Im Mai 2018 hat der Bundesgerichtshof (Az. VI ZR 233/17) klargestellt: Auch wenn eine permanente, anlasslose Aufzeichnung gegen Datenschutzrecht verstößt, kann die Aufnahme im Zivilprozess als Beweismittel verwertbar sein. Das ist der Grund, warum Dashcams in Deutschland verbreitet sind — und warum es auf die richtige Einstellung ankommt.
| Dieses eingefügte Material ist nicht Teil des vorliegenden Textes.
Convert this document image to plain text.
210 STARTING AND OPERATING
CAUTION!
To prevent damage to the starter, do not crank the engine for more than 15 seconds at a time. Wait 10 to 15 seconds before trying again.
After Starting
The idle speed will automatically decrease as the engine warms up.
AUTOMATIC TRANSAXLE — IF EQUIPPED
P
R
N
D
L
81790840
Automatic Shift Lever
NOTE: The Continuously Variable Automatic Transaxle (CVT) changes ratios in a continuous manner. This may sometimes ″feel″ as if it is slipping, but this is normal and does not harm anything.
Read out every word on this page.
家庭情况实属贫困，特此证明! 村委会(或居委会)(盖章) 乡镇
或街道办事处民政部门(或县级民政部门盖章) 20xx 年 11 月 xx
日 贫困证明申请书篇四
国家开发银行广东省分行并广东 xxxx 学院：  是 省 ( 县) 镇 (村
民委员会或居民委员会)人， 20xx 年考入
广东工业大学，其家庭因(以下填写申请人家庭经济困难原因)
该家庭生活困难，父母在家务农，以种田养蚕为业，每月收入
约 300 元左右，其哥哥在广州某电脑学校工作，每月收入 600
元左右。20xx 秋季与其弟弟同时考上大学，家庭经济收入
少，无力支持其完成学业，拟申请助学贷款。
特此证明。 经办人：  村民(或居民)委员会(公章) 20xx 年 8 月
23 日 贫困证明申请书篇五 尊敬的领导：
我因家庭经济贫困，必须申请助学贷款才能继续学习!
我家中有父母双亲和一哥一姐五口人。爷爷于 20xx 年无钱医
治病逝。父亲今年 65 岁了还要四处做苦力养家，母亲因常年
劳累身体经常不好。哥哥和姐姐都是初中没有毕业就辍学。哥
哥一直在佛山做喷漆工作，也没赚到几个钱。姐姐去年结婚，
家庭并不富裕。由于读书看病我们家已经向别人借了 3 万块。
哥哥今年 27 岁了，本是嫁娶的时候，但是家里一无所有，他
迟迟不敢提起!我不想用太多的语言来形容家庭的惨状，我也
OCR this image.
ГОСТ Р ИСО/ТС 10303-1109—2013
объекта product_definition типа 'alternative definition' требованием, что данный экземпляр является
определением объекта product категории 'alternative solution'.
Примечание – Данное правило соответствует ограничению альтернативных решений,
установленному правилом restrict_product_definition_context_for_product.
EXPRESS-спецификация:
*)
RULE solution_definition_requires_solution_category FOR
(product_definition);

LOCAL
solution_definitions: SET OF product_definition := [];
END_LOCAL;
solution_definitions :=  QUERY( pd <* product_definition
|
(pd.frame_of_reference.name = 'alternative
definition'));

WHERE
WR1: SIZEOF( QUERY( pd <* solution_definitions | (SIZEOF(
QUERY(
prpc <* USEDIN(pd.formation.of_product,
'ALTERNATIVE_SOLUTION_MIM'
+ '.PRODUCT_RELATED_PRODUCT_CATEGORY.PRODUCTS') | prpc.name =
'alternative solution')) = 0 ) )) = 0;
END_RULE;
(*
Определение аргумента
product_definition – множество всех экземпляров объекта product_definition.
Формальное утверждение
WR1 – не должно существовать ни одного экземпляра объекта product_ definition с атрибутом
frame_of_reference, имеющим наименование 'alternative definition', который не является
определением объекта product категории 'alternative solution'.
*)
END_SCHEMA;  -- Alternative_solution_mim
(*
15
Rechtlich problematisch ist das dauerhafte Speichern von Aufnahmen ohne Anlass. Die Lösung ist die Schleifenaufzeichnung: Die Kamera überschreibt ihr Material laufend und sichert nur dann eine Sequenz dauerhaft, wenn ein Ereignis erkannt wird — ein Aufprall, starkes Bremsen oder ein manueller Knopfdruck. So existieren im Normalbetrieb keine gespeicherten Aufnahmen unbeteiligter Verkehrsteilnehmer.
Genau so richten wir jede von uns eingebaute Dashcam ein: kurze Ereignissequenzen statt Dauerarchiv. Das ist auch der Auslieferungszustand der meisten Markengeräte — er sollte nur nicht versehentlich verstellt werden.
Viele Kameras bieten einen Parkmodus, der bei Erschütterung oder Bewegung auslöst. Beim Festeinbau bekommt die Kamera dafür geschützten Dauerstrom mit Unterspannungsschutz — die Batterie bleibt sicher. Auch hier gilt: ereignisbezogene Kurzsequenzen, kein Dauerfilm des Parkplatzes.
Die Kamera darf das Sichtfeld nicht beeinträchtigen — sie gehört in den Bereich hinter dem Innenspiegel. Das Kabel läuft beim Festeinbau unsichtbar hinter Dachhimmel und A-Säule zum Sicherungskasten. Wichtig: Die A-Säule enthält bei den meisten Fahrzeugen einen Kopfairbag; die Kabelführung dort gehört in fachkundige Hände.